There is a theoretical situation where is an infinitely wide(means
tension is equal from all directions) pool filled with a liquid. There
would be a layer of elastic material on the surface of the liquid,
such as balloon rubber. Two lead balls would be placed on the layer
with a great distance to each other. Lead balls weights would be
enough to push downwards at least so much that the center of the ball
is below the mean altitude of the layer. What would happen or could be
predicted to happen in this situation?

This sounds like something to do with gravity?

Hi,
  
   You need to clarify what you mean by "mean" level of the membrane
layer. I think I understand what you intend; that the "mean" is the
level of the membrane flush against the surface of the liquid, with no
orthogonal forces (such as the weights of the lead spheres) to distort
the membrane out of flatness. Yes?

   Otherwise, the statistical mean of the depth of the membrane would,
technically, be a function of both the undistorted depth and the
depths of the weight-distorted regions. This mean would be between the
two extremes, not on the flat surface.

   Also, by "great distance", should one assume you mean "great enough
to be practically of no effect to each other"? And additionally,
should the depth of the liquid be assumed limitless, but with a
perfectly uniform acceleration due to gravity for all depths?

   But in principle, this ought to be a theoretically tractible
problem, as long as all the relevant variables are clarified, and as
long as the question you ask of it is also clear.

I believe that the answer also depends on the specific weight of the
liquid and the elasticity of the membrane.  If the latter is extremely
elastic, it wouldn't distribute the weight of the balls to as great a
surface area, allowing them to sink deeper.

If the liquid were mercury, the balls would float without any membrane.
But maybe I am getting too complicated.

No, you're right, these are also relevant variables, since the
question of exactly what will occur in the system also depends on
these things. Nice going.

Is the ball/membrane interface frictionless? That's also important. If
everything else is smoke and mirriors that's the only thing keeping
the balls apart. The rest state is both balls together at the same
spot. That's a gut feeling and the best i can do to support it is that
the liquid displaced by the cone made by both balls will be less than
the liquid displaced by each ball separately because the slope of the
edges of the cone will be much steaper.

Man i wish there was an edit... Of course the balls with displace the
same amount of liquid together or apart. It's just that they can sit
lower when together.

I think the liquid is just a red herring.  It doesn't matter at all. 
Just think of an infinite elastic memebrane, with nothing above it or
below it.  This makes it pretty clear that the balls will roll toward
each other.

I considered that, too, but if the surface is infinite and the balls
are placed a great distance from each other, I don't think so.
Also, because the surface is infinite, the indentations in the
membrane caused by the balls will have no effect on the overall water
level, which I presume to be the "mean".
With my suggestion that the elasticity of the membrane is a factor, I
considered the ultimate situation:  the membrane so elastic that it
let the balls sink deeper, the preasure of the liquid forcing the
membrane to close around them so that they continued to sink, pulling
after them an ever lengthening collapsed tube of membrane.
Of course this is purely theoretical, but so is an infinitely large pond.
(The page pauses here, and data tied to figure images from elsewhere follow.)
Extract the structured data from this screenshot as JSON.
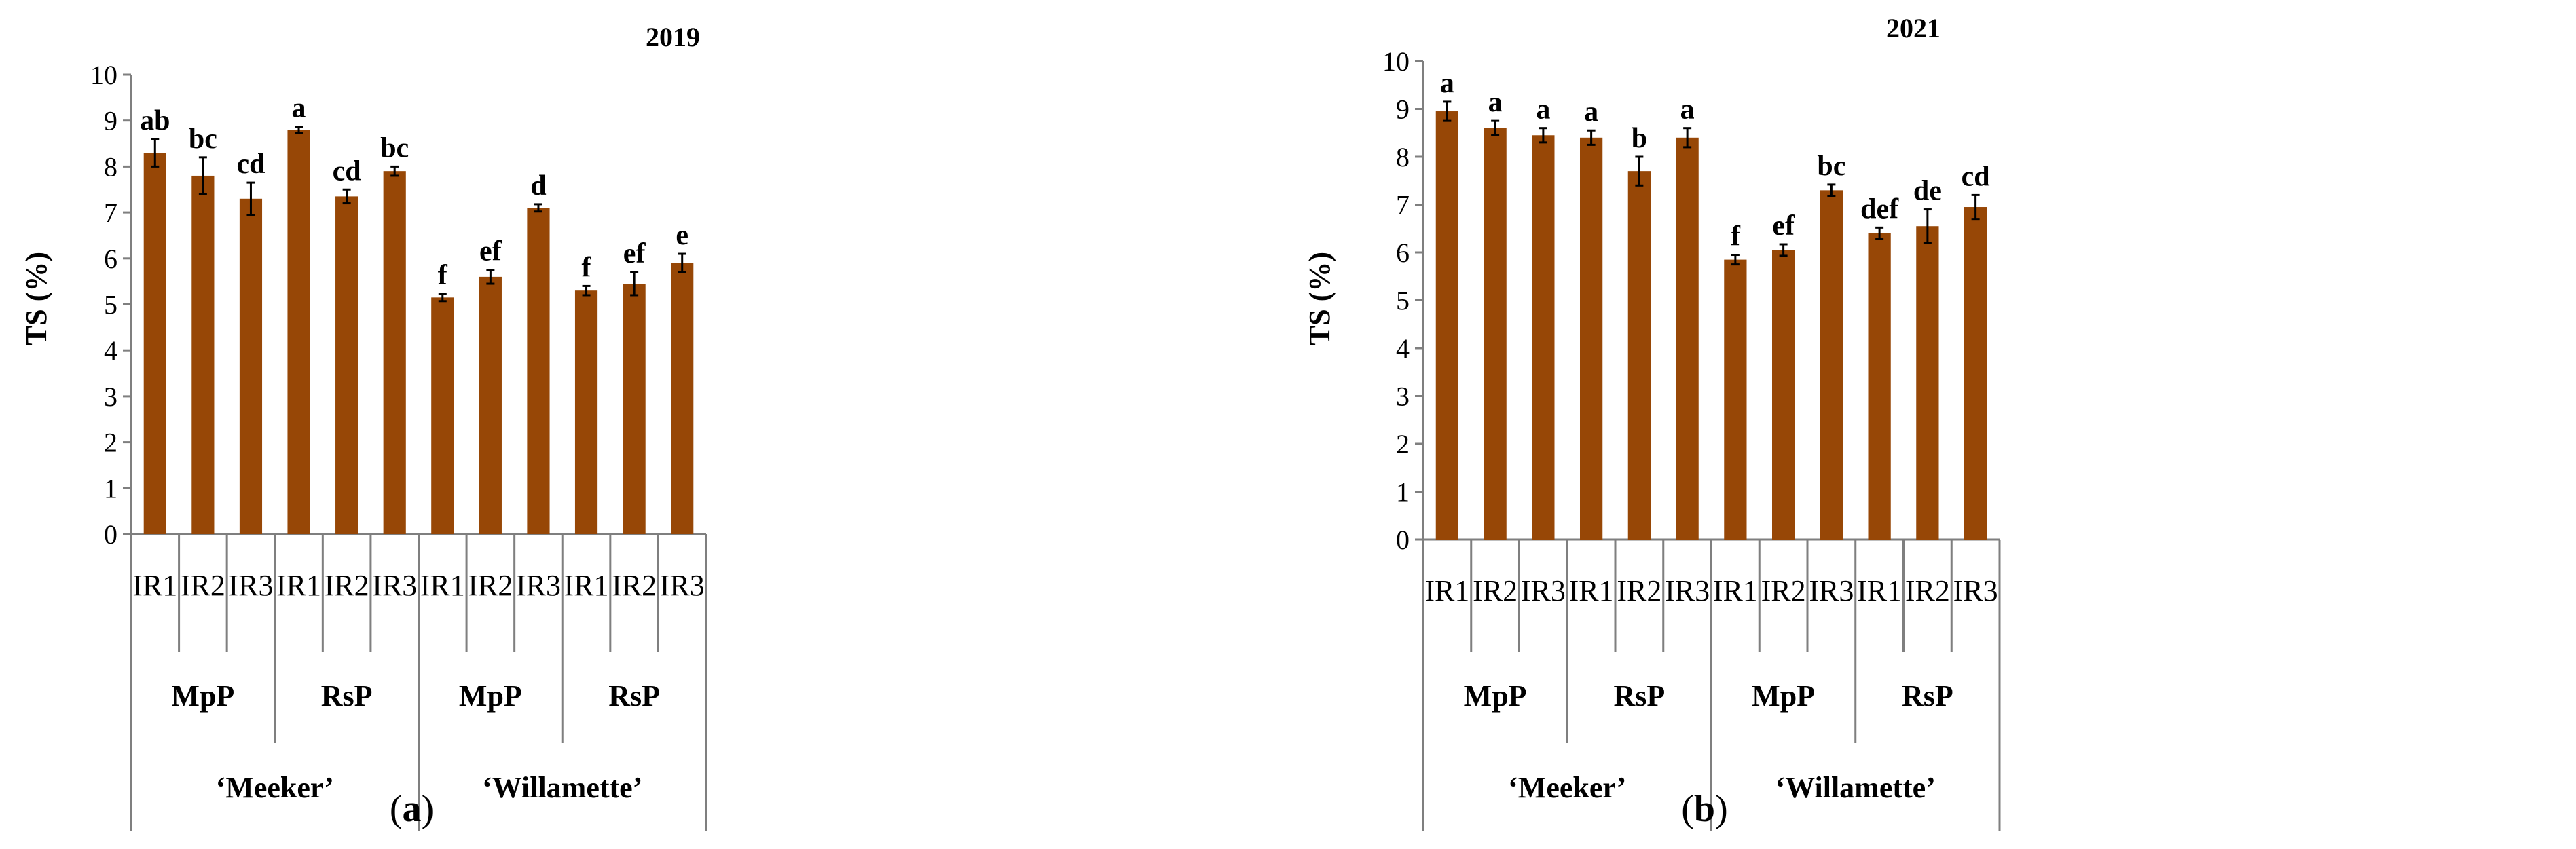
{
  "colors": {
    "bar": "#974706",
    "axis": "#7f7f7f",
    "text": "#000000",
    "error": "#000000"
  },
  "chart_data": [
    {
      "type": "bar",
      "title": "2019",
      "ylabel": "TS (%)",
      "xlabel": "",
      "ylim": [
        0,
        10
      ],
      "yticks": [
        "0",
        "1",
        "2",
        "3",
        "4",
        "5",
        "6",
        "7",
        "8",
        "9",
        "10"
      ],
      "grid": false,
      "categories": [
        "IR1",
        "IR2",
        "IR3",
        "IR1",
        "IR2",
        "IR3",
        "IR1",
        "IR2",
        "IR3",
        "IR1",
        "IR2",
        "IR3"
      ],
      "groups": [
        "MpP",
        "RsP",
        "MpP",
        "RsP"
      ],
      "cultivars": [
        "‘Meeker’",
        "‘Willamette’"
      ],
      "values": [
        8.3,
        7.8,
        7.3,
        8.8,
        7.35,
        7.9,
        5.15,
        5.6,
        7.1,
        5.3,
        5.45,
        5.9
      ],
      "errors": [
        0.3,
        0.4,
        0.35,
        0.07,
        0.15,
        0.1,
        0.08,
        0.15,
        0.08,
        0.1,
        0.25,
        0.2
      ],
      "letters": [
        "ab",
        "bc",
        "cd",
        "a",
        "cd",
        "bc",
        "f",
        "ef",
        "d",
        "f",
        "ef",
        "e"
      ],
      "panel_label": "(a)"
    },
    {
      "type": "bar",
      "title": "2021",
      "ylabel": "TS (%)",
      "xlabel": "",
      "ylim": [
        0,
        10
      ],
      "yticks": [
        "0",
        "1",
        "2",
        "3",
        "4",
        "5",
        "6",
        "7",
        "8",
        "9",
        "10"
      ],
      "grid": false,
      "categories": [
        "IR1",
        "IR2",
        "IR3",
        "IR1",
        "IR2",
        "IR3",
        "IR1",
        "IR2",
        "IR3",
        "IR1",
        "IR2",
        "IR3"
      ],
      "groups": [
        "MpP",
        "RsP",
        "MpP",
        "RsP"
      ],
      "cultivars": [
        "‘Meeker’",
        "‘Willamette’"
      ],
      "values": [
        8.95,
        8.6,
        8.45,
        8.4,
        7.7,
        8.4,
        5.85,
        6.05,
        7.3,
        6.4,
        6.55,
        6.95
      ],
      "errors": [
        0.2,
        0.15,
        0.15,
        0.15,
        0.3,
        0.2,
        0.1,
        0.12,
        0.12,
        0.12,
        0.35,
        0.25
      ],
      "letters": [
        "a",
        "a",
        "a",
        "a",
        "b",
        "a",
        "f",
        "ef",
        "bc",
        "def",
        "de",
        "cd"
      ],
      "panel_label": "(b)"
    }
  ]
}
Simple, all you have to do is consider the forces involved in the situation.

Your forces up are the tension of the surface.  Your force down is g
on the two balls.  Though the force of the tension is stronger than
the force of gravity on the two balls, the force of gravity still has
some effect, and causes a depression because the force is strongest at
the center of gravity of the balls and weakens as you get further away
from each ball.  However, in this perfect situation, there is no point
where the downward force will not affect the curvature of the surface,
meaning the curvature will create a horizontal force towards the
center of mass of the two balls.  This will result in both balls
eventually colliding.

The only unanswered factor in this situation is the force of friction.
 If the force of friction is greater than the horizontal force, the
balls would never roll.  It appears, however, that the response your
instructor was looking for was that the balls would collide.

(for this problem, I assumed the surface was perfectly flat before the
balls were placed on it, which appeared to be the intent)
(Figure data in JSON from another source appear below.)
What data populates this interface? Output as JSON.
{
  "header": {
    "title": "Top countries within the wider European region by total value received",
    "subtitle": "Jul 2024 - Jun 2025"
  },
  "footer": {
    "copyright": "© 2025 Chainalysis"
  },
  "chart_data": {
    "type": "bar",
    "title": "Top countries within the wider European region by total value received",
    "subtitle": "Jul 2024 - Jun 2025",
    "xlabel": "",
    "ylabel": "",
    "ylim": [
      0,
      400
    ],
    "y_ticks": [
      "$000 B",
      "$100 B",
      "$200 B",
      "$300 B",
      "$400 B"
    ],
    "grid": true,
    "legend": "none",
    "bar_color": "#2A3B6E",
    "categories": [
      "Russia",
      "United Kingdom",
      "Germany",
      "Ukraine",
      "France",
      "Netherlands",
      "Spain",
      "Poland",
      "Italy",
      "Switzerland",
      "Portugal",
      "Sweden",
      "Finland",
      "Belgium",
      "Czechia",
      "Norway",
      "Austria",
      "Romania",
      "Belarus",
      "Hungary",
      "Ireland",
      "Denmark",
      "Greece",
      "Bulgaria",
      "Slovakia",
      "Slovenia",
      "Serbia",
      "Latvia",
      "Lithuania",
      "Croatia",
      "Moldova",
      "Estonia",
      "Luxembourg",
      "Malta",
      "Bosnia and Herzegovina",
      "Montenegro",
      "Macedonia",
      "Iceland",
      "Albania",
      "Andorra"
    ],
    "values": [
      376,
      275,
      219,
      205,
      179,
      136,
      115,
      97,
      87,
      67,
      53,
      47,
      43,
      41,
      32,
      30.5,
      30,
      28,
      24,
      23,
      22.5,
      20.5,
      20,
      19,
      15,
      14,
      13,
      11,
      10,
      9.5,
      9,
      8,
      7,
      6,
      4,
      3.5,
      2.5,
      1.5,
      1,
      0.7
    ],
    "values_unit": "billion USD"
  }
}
By the way, the use of the liquid ensures a flat surface, because
gravity would make it this way (unless another force is pushing it
upward, such as a jet of some sort, which is unlikely).  The idea of
"mean altitude" comes into effect after the balls were placed on the
surface (because, after this point, the balls have distorted the
surface to the point where it is no longer perfectly flat).

Zork,
The liquid is also providing an upward force.  As I understood the
definition of the problem, the membrane is there to distribute the the
weight of the balls, increasing displacement, but not by itself
supporting them.  If the balls were near enough to each other so that
the area of the membrane depressed by each adjoined, then, I agree,
the balls would roll together (ignoring friction).
But since the pond is infinite in size, I expect that the definition
intends that the balls are not so close.
Myoarin

Yes, it is correct that the water is creating an upward force. 
However, this force is obviously not strong enough to completely
counteract gravity, as seen by the depression created by the balls. 
Also, since the tension is perfectly equal and the plane is perfectly
flat, the radius of the depression is, in fact, infinite, though the
slope tends to become miniscule as x (horizontal distance from ball)
approaches infinity.  There is no point that is not effected by the
ball.  Hence the problem depends solely on the frictional force verses
the downward force created by the slope from the balls.

Zork,
That sounds theoretically correct, but the question states an "elastic
membrane", so I don't think that the radius of depression will be
infinite.
But I don't reckon that we are going to be able to settle the question.

Cheers, Myoarin